Artist: Jean-Michel Jarre
Album: Oxygene

Released: December 1976
Label: Les Disques Motors

Oxygene Jean-Michel Jarre
For many Oxygene (39:35) was their gateway album into the genre of Electronic Music. This classic LP by Jean-Michel Jarre in its day provided a meaningful first exposure to a new synthetic instrumental style. A release that raised awareness of a modern mind music, it broke the cardinal rule of EM by becoming a bestseller - a concept unheard of in a genre first known for its Bleeps, Bloops and impenetrable Interstellar scale. Made for those seeking a more imaginative listening experience Oxygene presented a smart response to the decade of the 1970s, as well as a path forward.

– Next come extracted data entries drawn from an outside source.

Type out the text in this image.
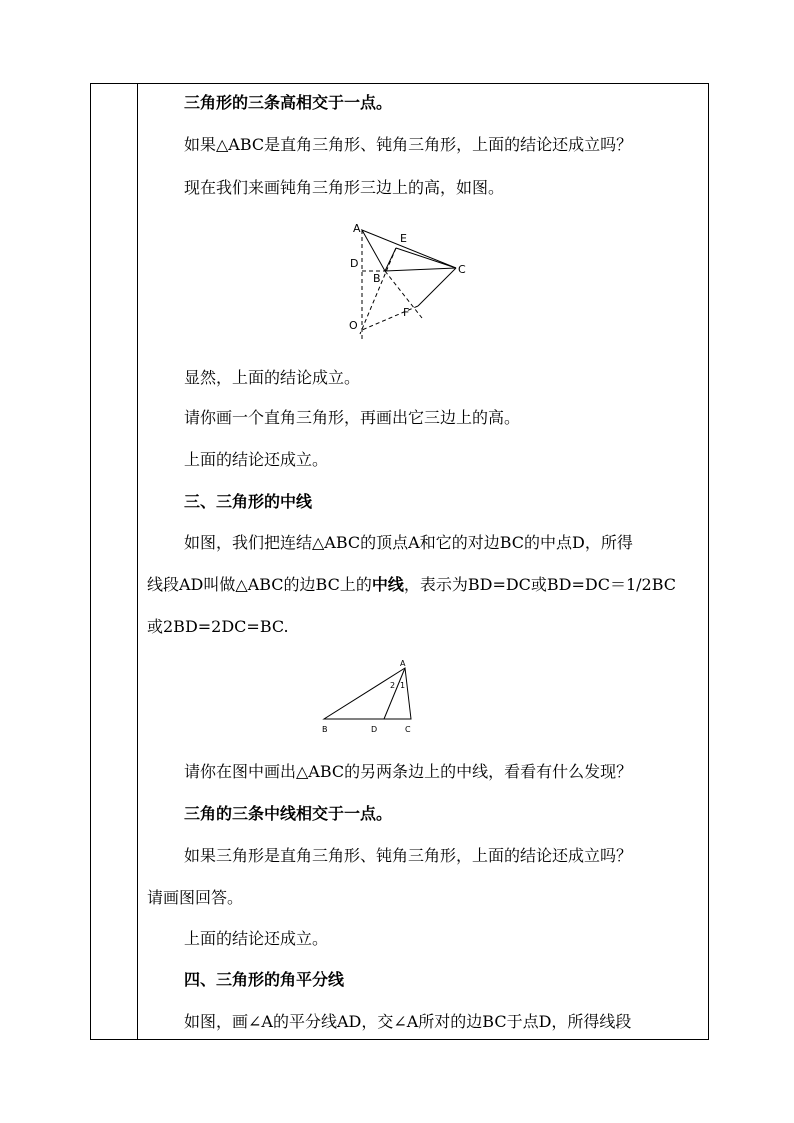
三角形的三条高相交于一点。
如果△ABC是直角三角形、钝角三角形，上面的结论还成立吗？
现在我们来画钝角三角形三边上的高，如图。
A
E
D
B
C
F
O
显然，上面的结论成立。
请你画一个直角三角形，再画出它三边上的高。
上面的结论还成立。
三、三角形的中线
如图，我们把连结△ABC的顶点A和它的对边BC的中点D，所得
线段AD叫做△ABC的边BC上的中线，表示为BD=DC或BD=DC＝1/2BC
或2BD=2DC=BC.
A
B	D	C
2 1
请你在图中画出△ABC的另两条边上的中线，看看有什么发现？
三角的三条中线相交于一点。
如果三角形是直角三角形、钝角三角形，上面的结论还成立吗？
请画图回答。
上面的结论还成立。
四、三角形的角平分线
如图，画∠A的平分线AD，交∠A所对的边BC于点D，所得线段
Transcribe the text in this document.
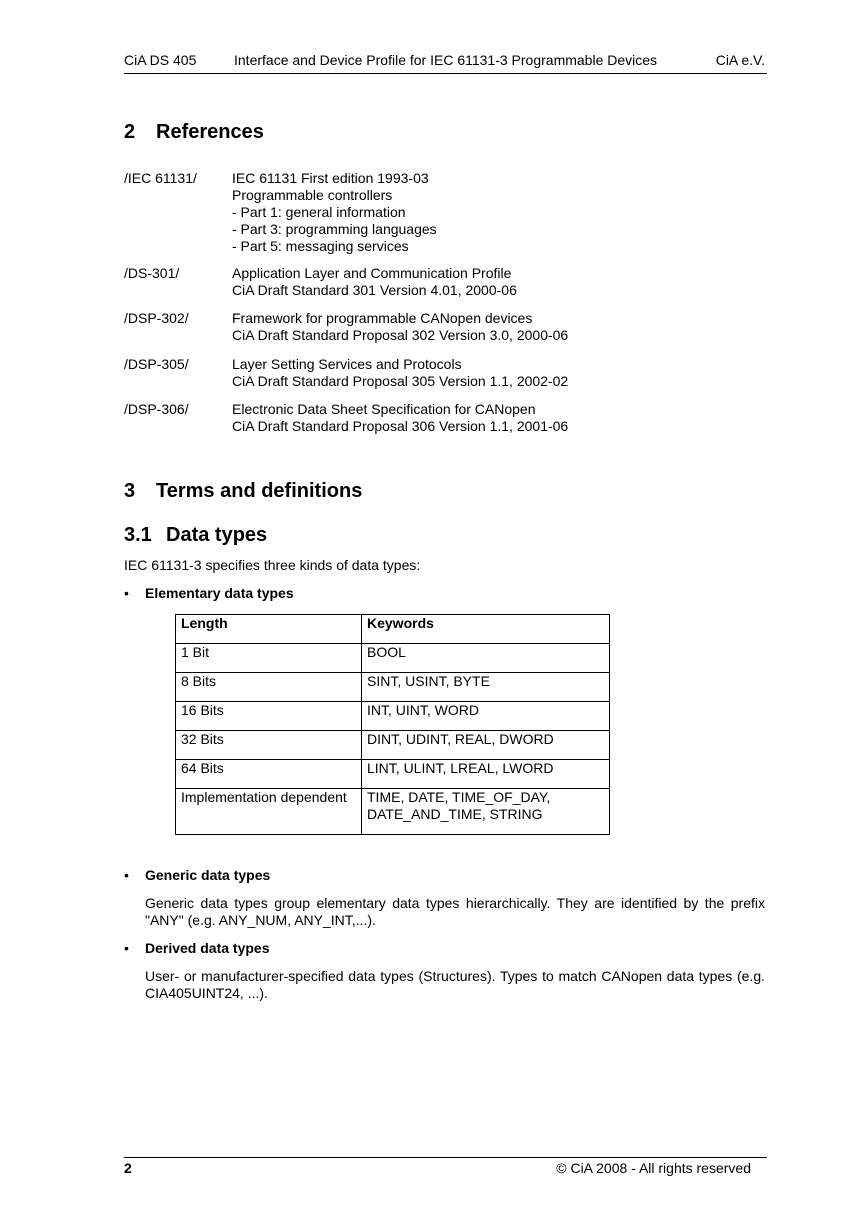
CiA DS 405	Interface and Device Profile for IEC 61131-3 Programmable Devices	CiA e.V.
2 References
/IEC 61131/	IEC 61131 First edition 1993-03
Programmable controllers
- Part 1: general information
- Part 3: programming languages
- Part 5: messaging services
/DS-301/	Application Layer and Communication Profile
CiA Draft Standard 301 Version 4.01, 2000-06
/DSP-302/	Framework for programmable CANopen devices
CiA Draft Standard Proposal 302 Version 3.0, 2000-06
/DSP-305/	Layer Setting Services and Protocols
CiA Draft Standard Proposal 305 Version 1.1, 2002-02
/DSP-306/	Electronic Data Sheet Specification for CANopen
CiA Draft Standard Proposal 306 Version 1.1, 2001-06
3 Terms and definitions
3.1 Data types
IEC 61131-3 specifies three kinds of data types:
• Elementary data types
Length	Keywords
1 Bit	BOOL
8 Bits	SINT, USINT, BYTE
16 Bits	INT, UINT, WORD
32 Bits	DINT, UDINT, REAL, DWORD
64 Bits	LINT, ULINT, LREAL, LWORD
Implementation dependent	TIME, DATE, TIME_OF_DAY, DATE_AND_TIME, STRING
• Generic data types
Generic data types group elementary data types hierarchically. They are identified by the prefix "ANY" (e.g. ANY_NUM, ANY_INT,...).
• Derived data types
User- or manufacturer-specified data types (Structures). Types to match CANopen data types (e.g. CIA405UINT24, ...).
2	© CiA 2008 - All rights reserved
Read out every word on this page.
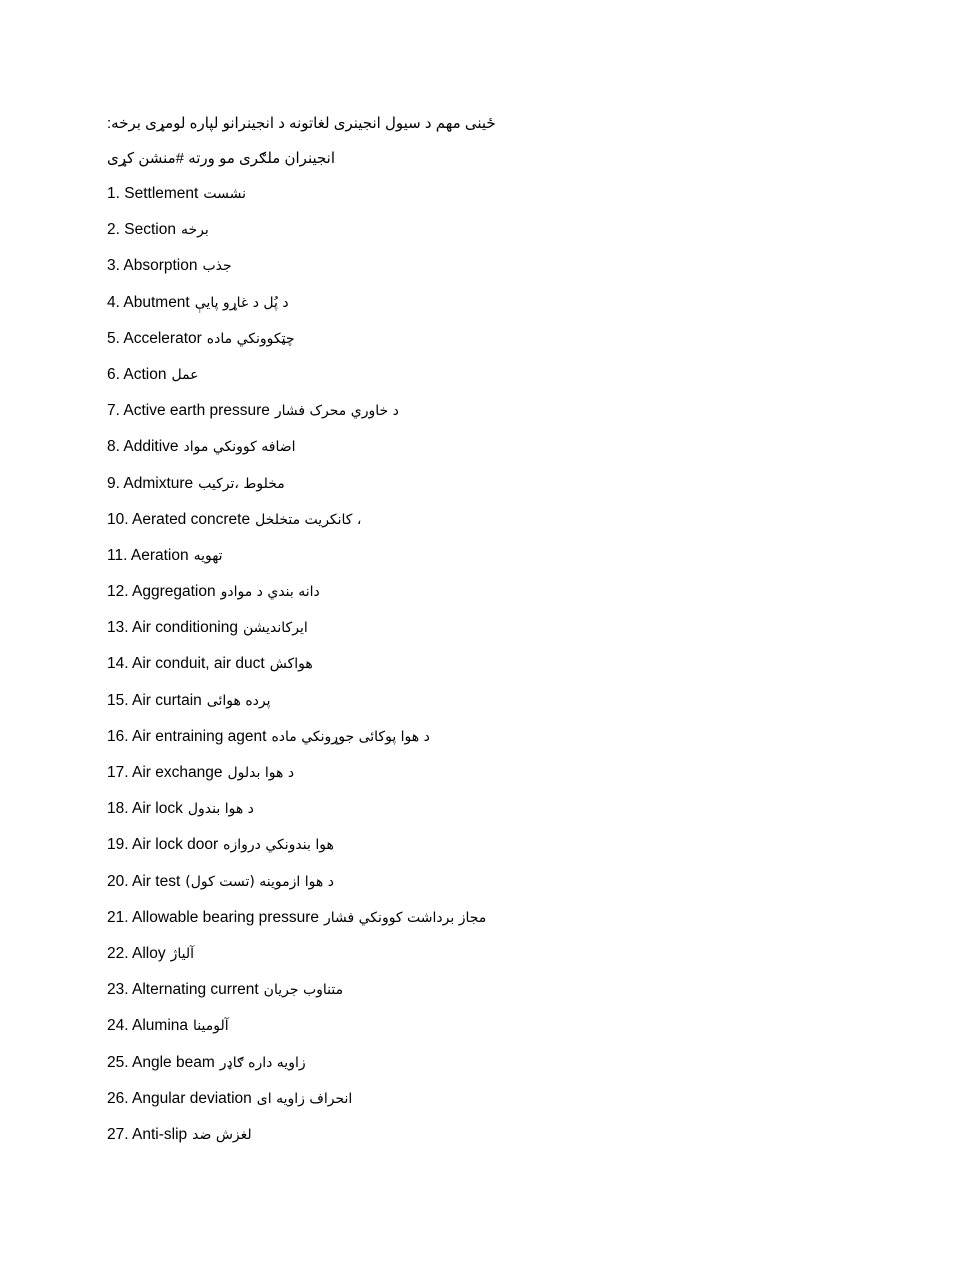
ځینی مهم د سیول انجینری لغاتونه د انجینرانو لپاره لومړی برخه:
انجینران ملګری مو ورته #منشن کړی
1. Settlement نشست
2. Section برخه
3. Absorption جذب
4. Abutment د پُل د غاړو پايې
5. Accelerator چټکوونکي ماده
6. Action عمل
7. Active earth pressure د خاوري محرک فشار
8. Additive اضافه کوونکي مواد
9. Admixture مخلوط ،ترکيب
10. Aerated concrete ، کانکریت متخلخل
11. Aeration تهويه
12. Aggregation دانه بندي د موادو
13. Air conditioning ایرکانديشن
14. Air conduit, air duct هواکش
15. Air curtain پرده هوائی
16. Air entraining agent د هوا پوکائی جوړونکي ماده
17. Air exchange د هوا بدلول
18. Air lock د هوا بندول
19. Air lock door هوا بندونکي دروازه
20. Air test د هوا ازموینه (تست کول)
21. Allowable bearing pressure مجاز برداشت کوونکي فشار
22. Alloy آلياژ
23. Alternating current متناوب جريان
24. Alumina آلومینا
25. Angle beam زاويه داره ګاډر
26. Angular deviation انحراف زاويه ای
27. Anti-slip لغزش ضد
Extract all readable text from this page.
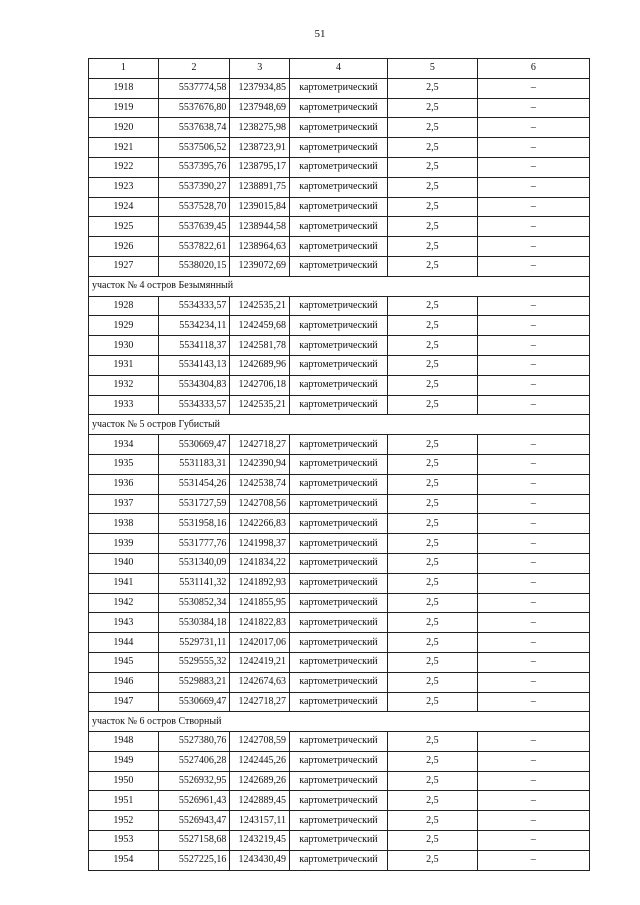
51
1	2	3	4	5	6
1918	5537774,58	1237934,85	картометрический	2,5	–
1919	5537676,80	1237948,69	картометрический	2,5	–
1920	5537638,74	1238275,98	картометрический	2,5	–
1921	5537506,52	1238723,91	картометрический	2,5	–
1922	5537395,76	1238795,17	картометрический	2,5	–
1923	5537390,27	1238891,75	картометрический	2,5	–
1924	5537528,70	1239015,84	картометрический	2,5	–
1925	5537639,45	1238944,58	картометрический	2,5	–
1926	5537822,61	1238964,63	картометрический	2,5	–
1927	5538020,15	1239072,69	картометрический	2,5	–
участок № 4 остров Безымянный					
1928	5534333,57	1242535,21	картометрический	2,5	–
1929	5534234,11	1242459,68	картометрический	2,5	–
1930	5534118,37	1242581,78	картометрический	2,5	–
1931	5534143,13	1242689,96	картометрический	2,5	–
1932	5534304,83	1242706,18	картометрический	2,5	–
1933	5534333,57	1242535,21	картометрический	2,5	–
участок № 5 остров Губистый					
1934	5530669,47	1242718,27	картометрический	2,5	–
1935	5531183,31	1242390,94	картометрический	2,5	–
1936	5531454,26	1242538,74	картометрический	2,5	–
1937	5531727,59	1242708,56	картометрический	2,5	–
1938	5531958,16	1242266,83	картометрический	2,5	–
1939	5531777,76	1241998,37	картометрический	2,5	–
1940	5531340,09	1241834,22	картометрический	2,5	–
1941	5531141,32	1241892,93	картометрический	2,5	–
1942	5530852,34	1241855,95	картометрический	2,5	–
1943	5530384,18	1241822,83	картометрический	2,5	–
1944	5529731,11	1242017,06	картометрический	2,5	–
1945	5529555,32	1242419,21	картометрический	2,5	–
1946	5529883,21	1242674,63	картометрический	2,5	–
1947	5530669,47	1242718,27	картометрический	2,5	–
участок № 6 остров Створный					
1948	5527380,76	1242708,59	картометрический	2,5	–
1949	5527406,28	1242445,26	картометрический	2,5	–
1950	5526932,95	1242689,26	картометрический	2,5	–
1951	5526961,43	1242889,45	картометрический	2,5	–
1952	5526943,47	1243157,11	картометрический	2,5	–
1953	5527158,68	1243219,45	картометрический	2,5	–
1954	5527225,16	1243430,49	картометрический	2,5	–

For many, hearing this work in 1976/1977, an era where the synthesizer was still considered an exotic device and just beginning to intrude upon the mainstream, Oxygene was an inspiring encounter. Throughout this fabled decade came a host of Electronic titles out of Germany. But this one was from France - where Jarre seemed to be sharing his joy at the realization of existence. The use of melody, harmony, rhythm and pulse combined creatively with dramatic shifts in timbre and tone to produce an assured sonic statement. Expressed in control voltages, on/off gates, sequences, arpeggios, phase shifts and echo Jarre shaped electrical current into something more meaningful and intentioned than anything previously known.

Two LP sides, with three interconnected tracks each, yielded a synergy of six that had a bigger heart than the early academic realizations of Morton Subotnik and Karlheinz Stockhausen, and a more vivid personality than the classical interpretations of Wendy Carlos and Mike Hankinson. Emotionally different from Vangelis' Albedo 0.39, friendlier than Tangerine Dream's Stratosfear, warmer than Kraftwerk's Autobahn and spacier than Mike Oldfield's Tubular Bells Oxygene landed optimally between Prog-Rock and the nascent New Age movement. The 7" single Oxygene: Part IV even proliferated throughout FM commercial radio, while record shops contemplated under what category it should be filed.

Oxygene is forward-looking enough to have aired on Star's End since shortly following the radio show's debut, yet was also instilled with enough emotional intensity to hold the attention of those with more pedestrian tastes. Ever the absorbing aural adventure it still has the ability to transport us to new spaces and places in the cerebral realm - and continues to lead us well past the magic sparks of its maker.